How the Battery Dilemma Affects Likely Tesla 2022 Deliveries

In 2020, Musk projected that Tesla would have capacity to produce 100 gigawatt-hours of 4680 batteries in 2022, enough to power about 1.3 million cars, and more than enough to supply production at factories in Texas and Germany. More recently, Tesla announced it will start delivering Model Y vehicles with its bigger battery cells by the end of March.

Tesla produced its one millionth 4680 cell in January.

Tesla is expected to deliver about 1.4 million vehicles this year. Industry researcher Benchmark Mineral Intelligence expects the company to produce batteries for about 30,000 Model Y vehicles, growing to 484,000 in 2024, according to a previously unpublished forecast provided to Reuters.

How likely is it for Tesla to achieve anticipated targets to mass produce its own new batteries this year? No one knows for sure, but certainly there are obstacles inherent within opening a new factory and developing a new methodology of battery manufacturing.

The necessity of Tesla’s in-house battery production is imperative to providing the scale necessary for building less costly, longer-range EVs.
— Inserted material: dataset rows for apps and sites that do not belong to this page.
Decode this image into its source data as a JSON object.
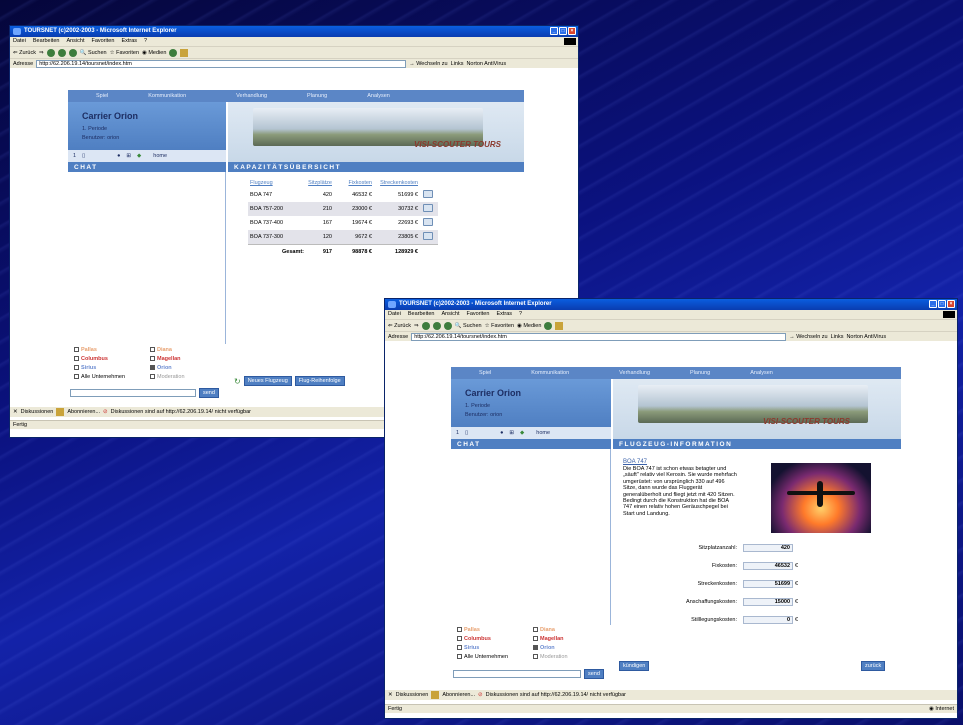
{
  "browser": {
    "title": "TOURSNET (c)2002-2003 - Microsoft Internet Explorer",
    "menu": [
      "Datei",
      "Bearbeiten",
      "Ansicht",
      "Favoriten",
      "Extras",
      "?"
    ],
    "toolbar": {
      "back": "Zurück",
      "search": "Suchen",
      "favorites": "Favoriten",
      "media": "Medien"
    },
    "address_label": "Adresse",
    "address": "http://62.206.19.14/toursnet/index.htm",
    "go_label": "Wechseln zu",
    "links_label": "Links",
    "norton_label": "Norton AntiVirus",
    "discussions_label": "Diskussionen",
    "subscribe_label": "Abonnieren...",
    "discussion_msg": "Diskussionen sind auf http://62.206.19.14/ nicht verfügbar",
    "status_done": "Fertig",
    "status_zone": "Internet"
  },
  "app": {
    "nav": [
      "Spiel",
      "Kommunikation",
      "Verhandlung",
      "Planung",
      "Analysen"
    ],
    "carrier": "Carrier Orion",
    "period": "1. Periode",
    "user": "Benutzer: orion",
    "status": {
      "count": "1",
      "home": "home"
    },
    "chat_header": "CHAT",
    "banner_logo": "VISI-SCOUTER  TOURS",
    "players": [
      {
        "label": "Pallas",
        "color": "#e8a070",
        "checked": false
      },
      {
        "label": "Diana",
        "color": "#e8a070",
        "checked": false
      },
      {
        "label": "Columbus",
        "color": "#cc3333",
        "checked": false
      },
      {
        "label": "Magellan",
        "color": "#cc3333",
        "checked": false
      },
      {
        "label": "Sirius",
        "color": "#6a8ad0",
        "checked": false
      },
      {
        "label": "Orion",
        "color": "#6a8ad0",
        "checked": true
      },
      {
        "label": "Alle Unternehmen",
        "color": "#000000",
        "checked": false
      },
      {
        "label": "Moderation",
        "color": "#999999",
        "checked": false
      }
    ],
    "send_label": "send"
  },
  "window1": {
    "section_header": "KAPAZITÄTSÜBERSICHT",
    "table": {
      "headers": [
        "Flugzeug",
        "Sitzplätze",
        "Fixkosten",
        "Streckenkosten"
      ],
      "rows": [
        [
          "BOA 747",
          "420",
          "46532 €",
          "51699 €"
        ],
        [
          "BOA 757-200",
          "210",
          "23000 €",
          "30732 €"
        ],
        [
          "BOA 737-400",
          "167",
          "19674 €",
          "22693 €"
        ],
        [
          "BOA 737-300",
          "120",
          "9672 €",
          "23805 €"
        ]
      ],
      "total_label": "Gesamt:",
      "total": [
        "917",
        "98878 €",
        "128929 €"
      ]
    },
    "btn_new": "Neues Flugzeug",
    "btn_order": "Flug-Reihenfolge"
  },
  "window2": {
    "section_header": "FLUGZEUG-INFORMATION",
    "aircraft": "BOA 747",
    "description": "Die BOA 747 ist schon etwas betagter und „säuft\" relativ viel Kerosin. Sie wurde mehrfach umgerüstet: von ursprünglich 330 auf 496 Sitze, dann wurde das Fluggerät generalüberholt und fliegt jetzt mit 420 Sitzen. Bedingt durch die Konstruktion hat die BOA 747 einen relativ hohen Geräuschpegel bei Start und Landung.",
    "fields": [
      {
        "label": "Sitzplatzanzahl:",
        "value": "420",
        "unit": ""
      },
      {
        "label": "Fixkosten:",
        "value": "46532",
        "unit": "€"
      },
      {
        "label": "Streckenkosten:",
        "value": "51699",
        "unit": "€"
      },
      {
        "label": "Anschaffungskosten:",
        "value": "15000",
        "unit": "€"
      },
      {
        "label": "Stilllegungskosten:",
        "value": "0",
        "unit": "€"
      }
    ],
    "btn_cancel": "kündigen",
    "btn_back": "zurück"
  }
}
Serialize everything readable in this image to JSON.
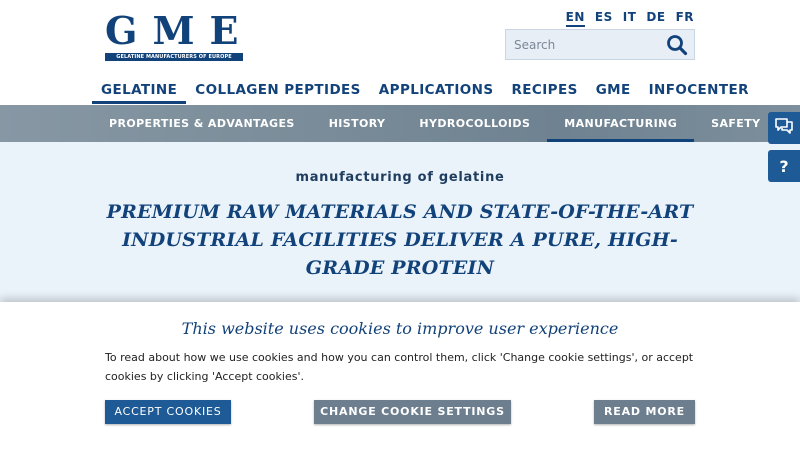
{
  "logo": {
    "text": "GME",
    "tagline": "GELATINE MANUFACTURERS OF EUROPE"
  },
  "languages": [
    {
      "code": "EN",
      "active": true
    },
    {
      "code": "ES",
      "active": false
    },
    {
      "code": "IT",
      "active": false
    },
    {
      "code": "DE",
      "active": false
    },
    {
      "code": "FR",
      "active": false
    }
  ],
  "search": {
    "placeholder": "Search",
    "icon": "search-icon"
  },
  "main_nav": [
    {
      "label": "GELATINE",
      "active": true
    },
    {
      "label": "COLLAGEN PEPTIDES",
      "active": false
    },
    {
      "label": "APPLICATIONS",
      "active": false
    },
    {
      "label": "RECIPES",
      "active": false
    },
    {
      "label": "GME",
      "active": false
    },
    {
      "label": "INFOCENTER",
      "active": false
    }
  ],
  "sub_nav": [
    {
      "label": "PROPERTIES & ADVANTAGES",
      "active": false
    },
    {
      "label": "HISTORY",
      "active": false
    },
    {
      "label": "HYDROCOLLOIDS",
      "active": false
    },
    {
      "label": "MANUFACTURING",
      "active": true
    },
    {
      "label": "SAFETY",
      "active": false
    }
  ],
  "hero": {
    "eyebrow": "manufacturing of gelatine",
    "headline": "PREMIUM RAW MATERIALS AND STATE-OF-THE-ART INDUSTRIAL FACILITIES DELIVER A PURE, HIGH-GRADE PROTEIN"
  },
  "side_buttons": {
    "chat_icon": "chat-icon",
    "help_label": "?"
  },
  "cookie": {
    "title": "This website uses cookies to improve user experience",
    "text": "To read about how we use cookies and how you can control them, click 'Change cookie settings', or accept cookies by clicking 'Accept cookies'.",
    "accept_label": "ACCEPT COOKIES",
    "settings_label": "CHANGE COOKIE SETTINGS",
    "more_label": "READ MORE"
  },
  "colors": {
    "brand": "#12427a",
    "accent": "#1d5a96",
    "subnav": "#7a8c99",
    "hero_bg": "#eaf2fa",
    "secondary_button": "#6d7e8e"
  }
}
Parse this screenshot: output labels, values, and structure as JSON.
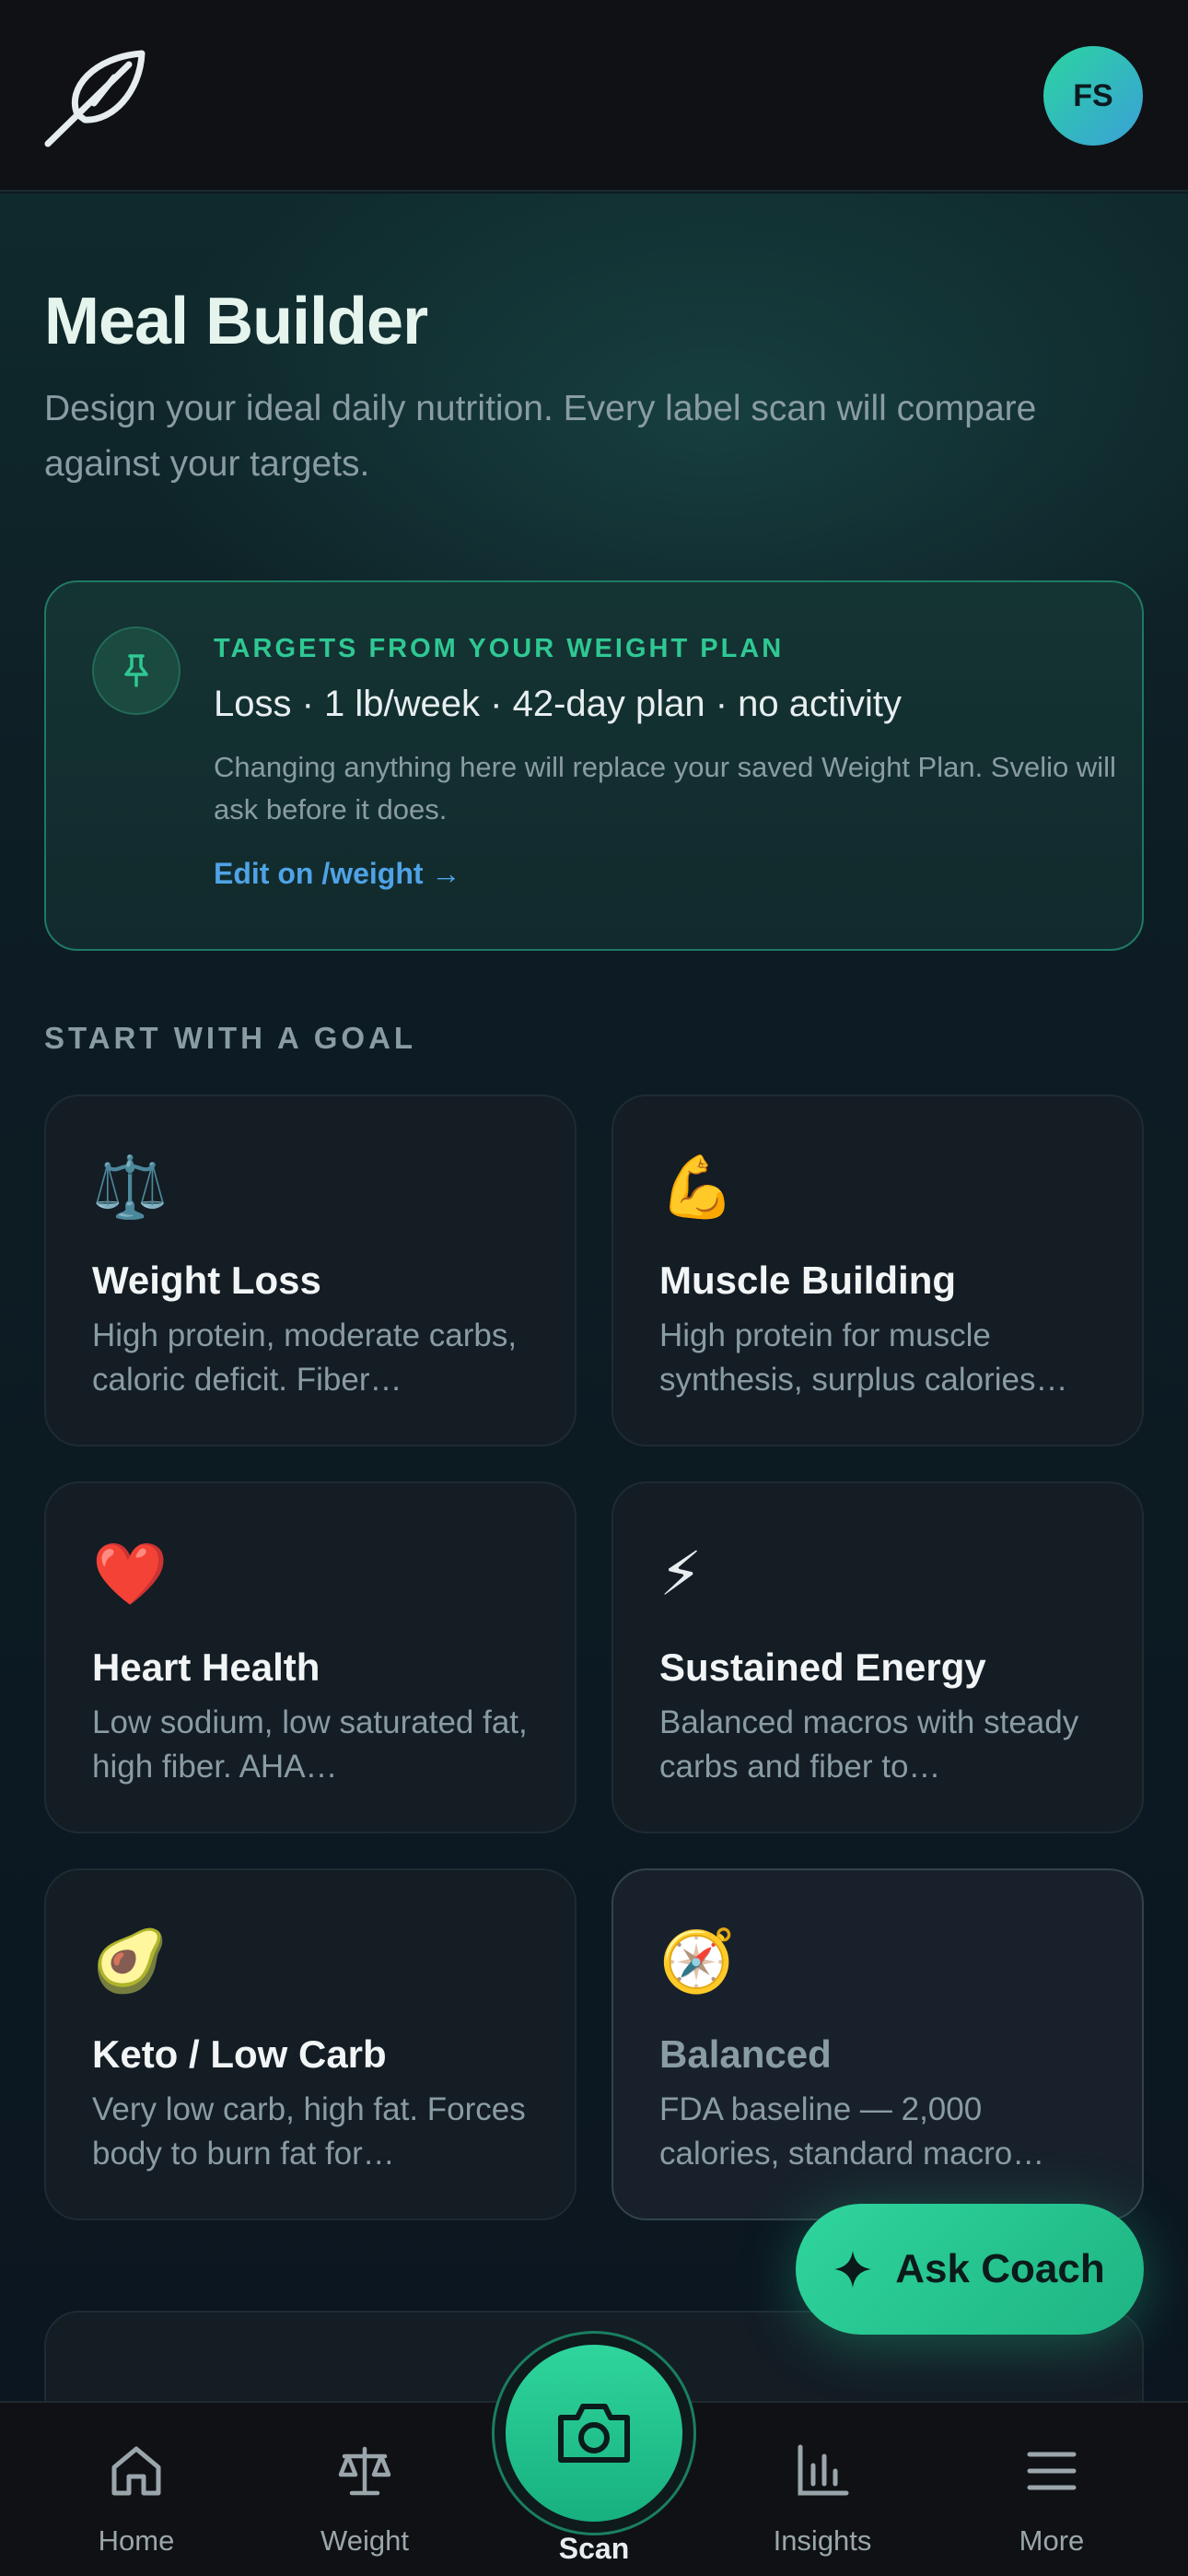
{
  "header": {
    "logo_icon": "leaf-logo-icon",
    "avatar_initials": "FS"
  },
  "page": {
    "title": "Meal Builder",
    "subtitle": "Design your ideal daily nutrition. Every label scan will compare against your targets."
  },
  "target_card": {
    "icon": "pin-icon",
    "eyebrow": "TARGETS FROM YOUR WEIGHT PLAN",
    "headline": "Loss · 1 lb/week · 42-day plan · no activity",
    "body": "Changing anything here will replace your saved Weight Plan. Svelio will ask before it does.",
    "link": "Edit on /weight →"
  },
  "goals_section": {
    "label": "START WITH A GOAL",
    "goals": [
      {
        "emoji": "⚖️",
        "title": "Weight Loss",
        "description": "High protein, moderate carbs, caloric deficit. Fiber…"
      },
      {
        "emoji": "💪",
        "title": "Muscle Building",
        "description": "High protein for muscle synthesis, surplus calories…"
      },
      {
        "emoji": "❤️",
        "title": "Heart Health",
        "description": "Low sodium, low saturated fat, high fiber. AHA…"
      },
      {
        "emoji": "⚡",
        "title": "Sustained Energy",
        "description": "Balanced macros with steady carbs and fiber to…"
      },
      {
        "emoji": "🥑",
        "title": "Keto / Low Carb",
        "description": "Very low carb, high fat. Forces body to burn fat for…"
      },
      {
        "emoji": "🧭",
        "title": "Balanced",
        "description": "FDA baseline — 2,000 calories, standard macro…"
      }
    ]
  },
  "fab": {
    "icon": "sparkle-icon",
    "label": "Ask Coach"
  },
  "bottom_nav": {
    "items": [
      {
        "icon": "home-icon",
        "label": "Home"
      },
      {
        "icon": "scale-icon",
        "label": "Weight"
      },
      {
        "icon": "camera-icon",
        "label": "Scan"
      },
      {
        "icon": "bar-chart-icon",
        "label": "Insights"
      },
      {
        "icon": "menu-icon",
        "label": "More"
      }
    ]
  },
  "colors": {
    "accent": "#2fc893",
    "link": "#4fa3e6",
    "background": "#0d1a20",
    "card": "#141c24"
  }
}
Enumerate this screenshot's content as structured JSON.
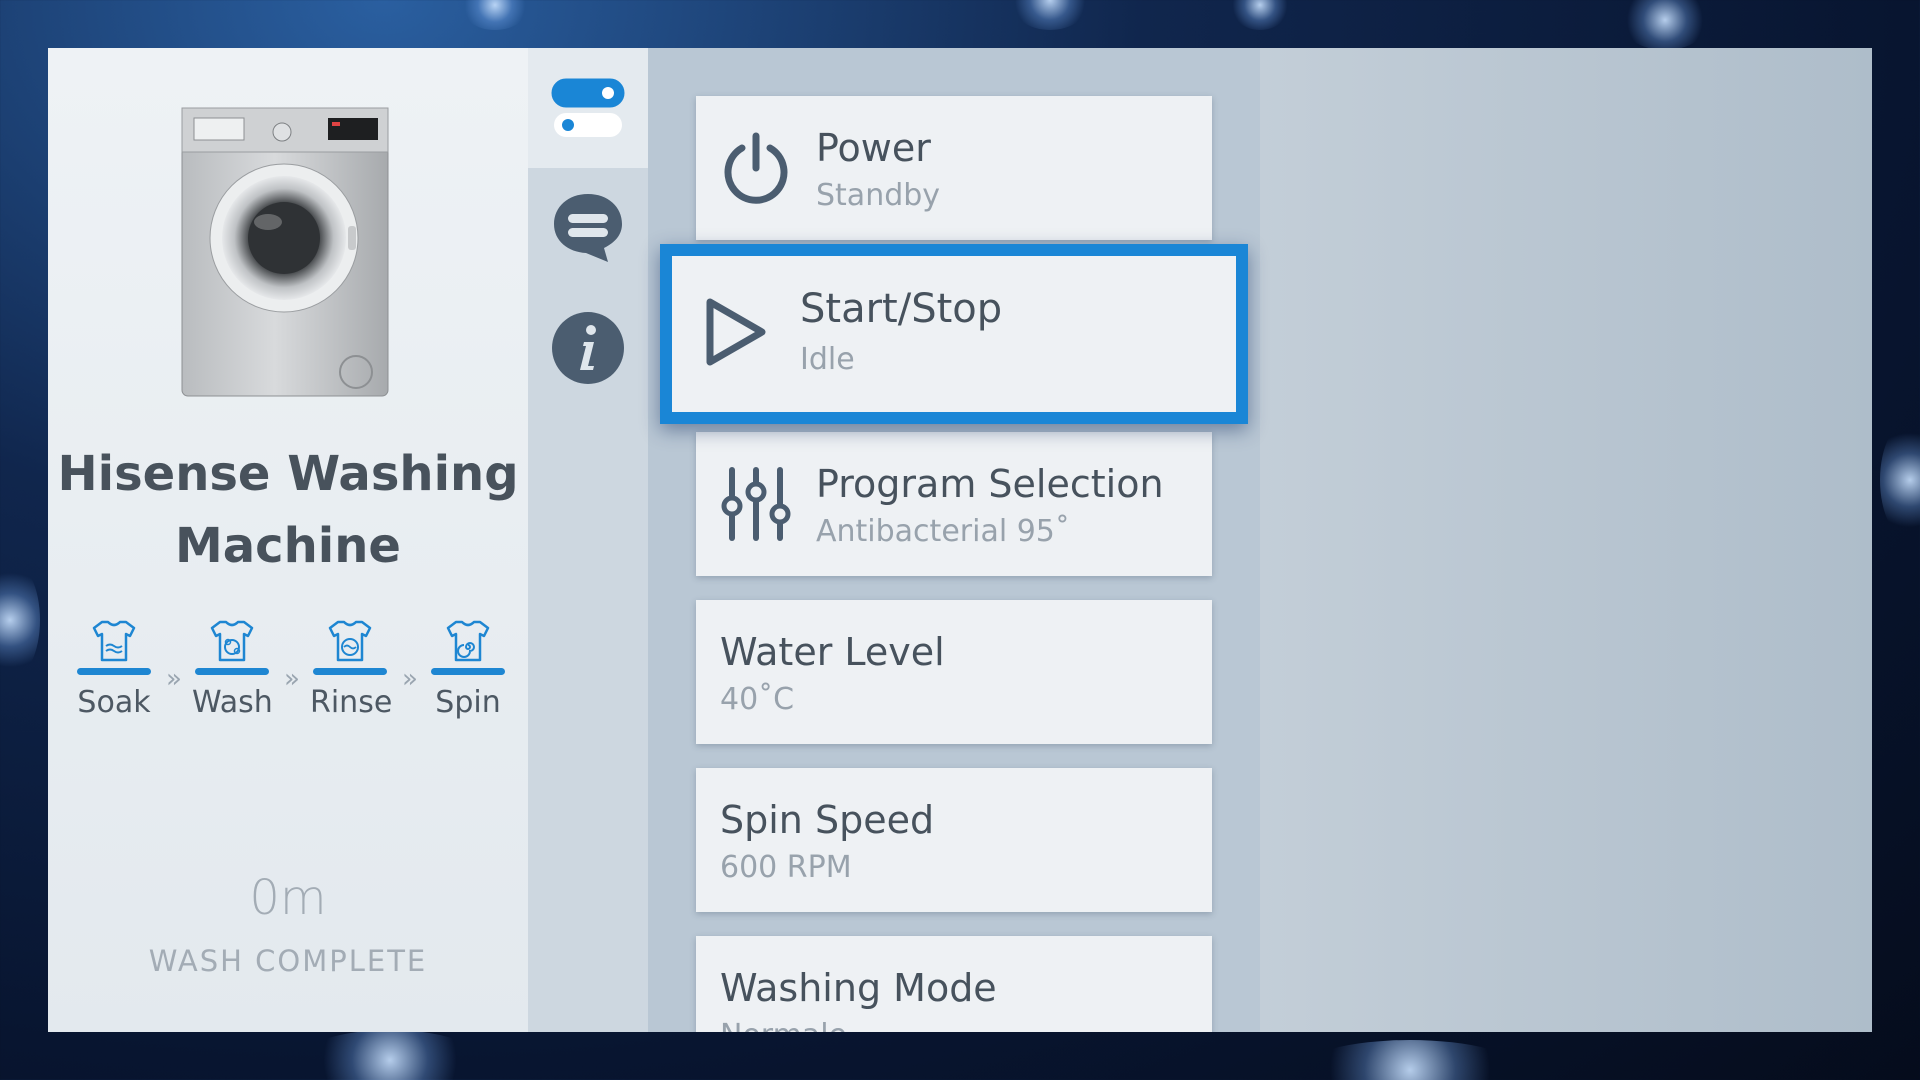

The competition is sneaking up from behind.

Senior Vice President Drew Baglino said in January Tesla is “making meaningful progress of the ramp curve” in its test battery factory in Fremont, California while installing battery equipment at its upcoming plant in Texas. Baglino said Tesla’s “focus is to drive yield quality and cost to ensure we are ready for larger volumes this year as we ramp and next year.”

As a sign of Tesla’s ambition, its in-house battery production is expected to beat established battery makers Panasonic and LG to market with 4680s.

Of course, lots of chatter surrounds the opportunities within a solid-state battery, which many say is better than a battery with a liquid or semi-liquid electrolytes. It has a lower risk of catching fire, known more precisely as thermal runaway. With higher energy density, solid-state batteries can charge and discharge more rapidly, perform better in cold temperatures, and offer more endurance. Solid-state batteries have been held back from large scale commercialization by two factors: the lower conductivity of the solid electrolyte and the interface instability issues.

Overcoming instabilities that arise at the interface has been the most challenging for researchers. These instabilities can occur during both the manufacturing and the electrochemical operation of such batteries. R&D done at MIT demonstrates the importance of controlling the gas environment during the sintering process to obtain good contact between the ceramic cathode and ceramic electrolyte in solid state batteries. Co-sintering the cathode and electrolyte in O2 environment gives chemically stable interface with low interfacial resistance.